L’APPELLO non è il primo del suo genere. Già nel 2013 un testo simile, letto durante le celebrazioni per il Newroz, il capodanno curdo, aveva portato al ritiro delle forze di guerriglia dalla Turchia. In quel caso, il messaggio era un risultato dei «colloqui di Oslo» iniziati nel 2007 e che hanno rappresentato il primo percorso con reali possibilità di raggiungere una soluzione politica alla questione curda in Turchia, mettendo fine alla lotta armata iniziata nell’agosto del 1984. Ai colloqui partecipavano direttamente figure di primo piano del Pkk come Mustafa Karasu e Sozdar Avesta, faccia a faccia con alti funzionari del servizio di intelligence nazionale. Tra cui, a partire dal 2010, Hakan Fidan, attuale ministro degli esteri della repubblica di Turchia.

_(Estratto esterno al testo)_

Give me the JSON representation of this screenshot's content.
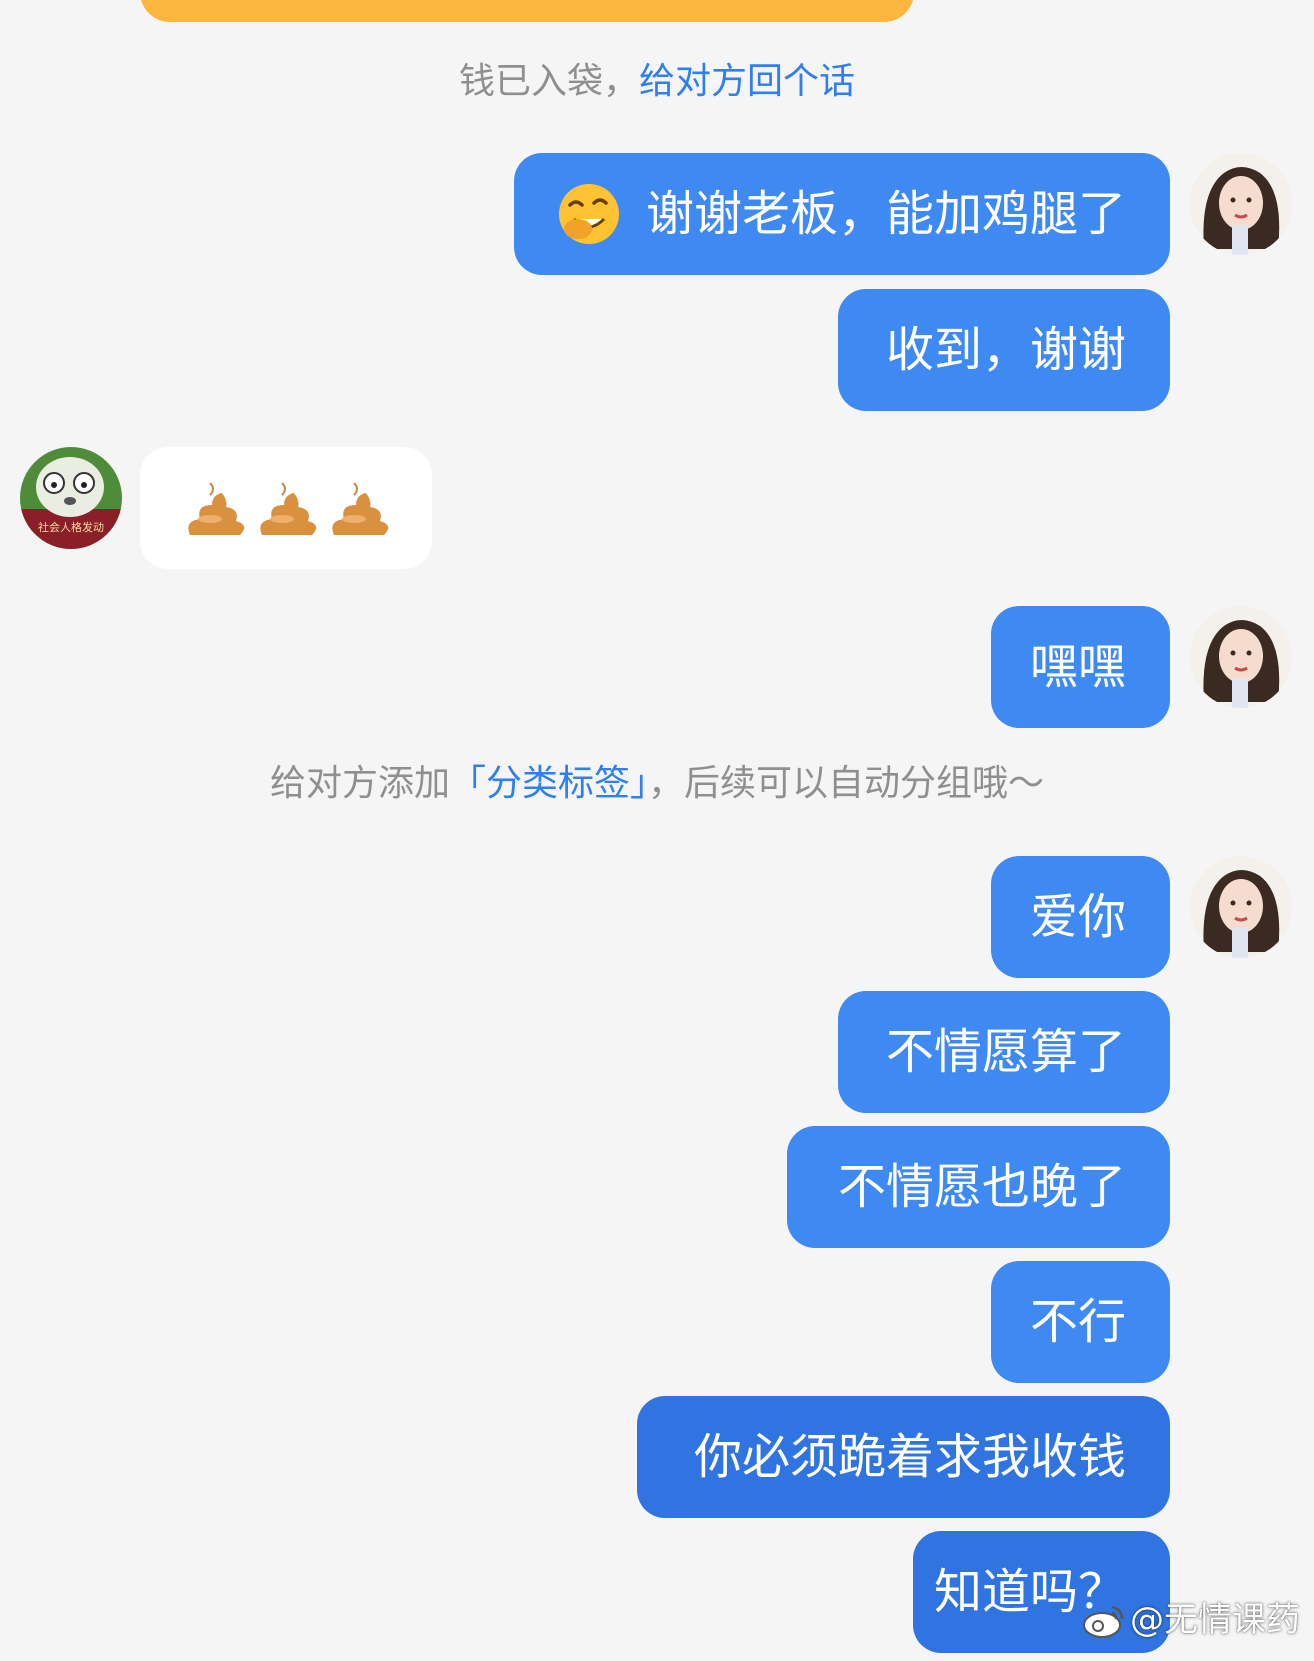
{
  "system_notices": {
    "received": {
      "text": "钱已入袋，",
      "link": "给对方回个话"
    },
    "tag_hint": {
      "prefix": "给对方添加",
      "link": "「分类标签」",
      "suffix": "，后续可以自动分组哦～"
    }
  },
  "messages": [
    {
      "side": "right",
      "text": "谢谢老板，能加鸡腿了",
      "emoji": "covering-mouth-emoji"
    },
    {
      "side": "right",
      "text": "收到，谢谢"
    },
    {
      "side": "left",
      "emoji": "poop-emoji",
      "count": 3
    },
    {
      "side": "right",
      "text": "嘿嘿"
    },
    {
      "side": "right",
      "text": "爱你"
    },
    {
      "side": "right",
      "text": "不情愿算了"
    },
    {
      "side": "right",
      "text": "不情愿也晚了"
    },
    {
      "side": "right",
      "text": "不行"
    },
    {
      "side": "right",
      "text": "你必须跪着求我收钱"
    },
    {
      "side": "right",
      "text": "知道吗？"
    }
  ],
  "avatars": {
    "other_badge_text": "社会人格发动"
  },
  "watermark": "@无情课药",
  "colors": {
    "background": "#f5f5f5",
    "bubble_blue": "#3f8af2",
    "bubble_blue_dark": "#2f74e0",
    "link_blue": "#2f7ff0",
    "system_gray": "#8f8f8f",
    "transfer_orange": "#fbb63f"
  }
}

NEL SUO LIBRO 2005 – 2015 Türkiye – Pkk gorusmeleri (2005 – 2015 Negoziati Turchia – Pkk) il giornalista curdo Amed Dicle aveva racchiuso le ragioni che hanno portato al collasso dei colloqui di Oslo in tre problematiche fondamentali: l’insistenza dello stato turco sul disarmo unilaterale, il suo rifiuto di porre fine all’isolamento di Öcalan e l’assenza di qualsiasi riforma legale o costituzionale. Alcune di queste problematiche sembrano tornare nei negoziati odierni. Le Forze di difesa del popolo (Hpg) legate al Pkk hanno già dichiarato l’impossibilità di arrivare ad un disarmo senza un percorso che parta da un cessate il fuoco, e la liberazione di Ocalan è stata più volte definita una condizione fondamentale affinché il partito possa dichiarare la fine della lotta armata. Queste posizioni sembrano in conflitto con l’atteggiamento del governo turco, considerando che ci si aspettava un messaggio video dal leader curdo imprigionato, mentre l’appello è in fine arrivato in forma scritta. Secondo il ministro della Giustizia turco un videomessaggio dal carcere avrebbe violato le normative turche, divieto definito «poco serio» da Besê Hozat, co-presidente dell’Unione delle comunità del Kurdistan (Kck).

SEBBENE SIANO collassati, i colloqui di Oslo hanno gettato le basi per una seconda tornata di negoziati, avvenuti tra il 2013 e il 2015. «Abbiamo sacrificato gran parte delle nostre vite per il popolo curdo, abbiamo pagato un prezzo alto. Nessuno di questi sacrifici, nessuna delle nostre lotte, è stata vana. Perché come conseguenza di ciò, il popolo curdo ha riacquistato la sua identità e le sue radici. Siamo ormai giunti al punto di mettere a tacere le armi e lasciare che le idee e la politica parlino – Affermava Ocalan nella sua lettera del 2013 – Questa non è una fine, ma un nuovo inizio. Questo non è abbandonare la lotta: stiamo iniziando una lotta diversa».

All’epoca, il cessate il fuoco bilaterale aveva consentito al Pkk di concentrare i propri sforzi militari contro lo Stato islamico di Iraq e Siria. In effetti, la sconfitta dell’Isis a Kobane e il salvataggio degli ezidi intrappolati a Shengal nell’agosto 2014 sono state possibili anche grazie ai negoziati in corso. Allo stesso modo, una cessazione delle ostilità, anche temporanea, potrebbe rafforzare l’Amministrazione autonoma democratica della Siria del Nord-Est (Daanes) nei negoziati in corso per la costruzione della nuova Siria. Non a caso la conferenza stampa è stata seguita da migliaia di persone non solo sui maxischermi installati a Qamishlo e Kobane, ma soprattutto dal presidio alla diga di Tishreen.

LE REALI intenzioni della Turchia non sono ancora chiare. Nel 2015 fu proprio il successo dei combattenti curdi in Siria, insieme al successo elettorale del Partito democratico dei popoli Hdp, a spingere Erdogan a negare l’esistenza dell’accordo in 10 punti firmato appena quattro mesi prima proprio da Ocalan.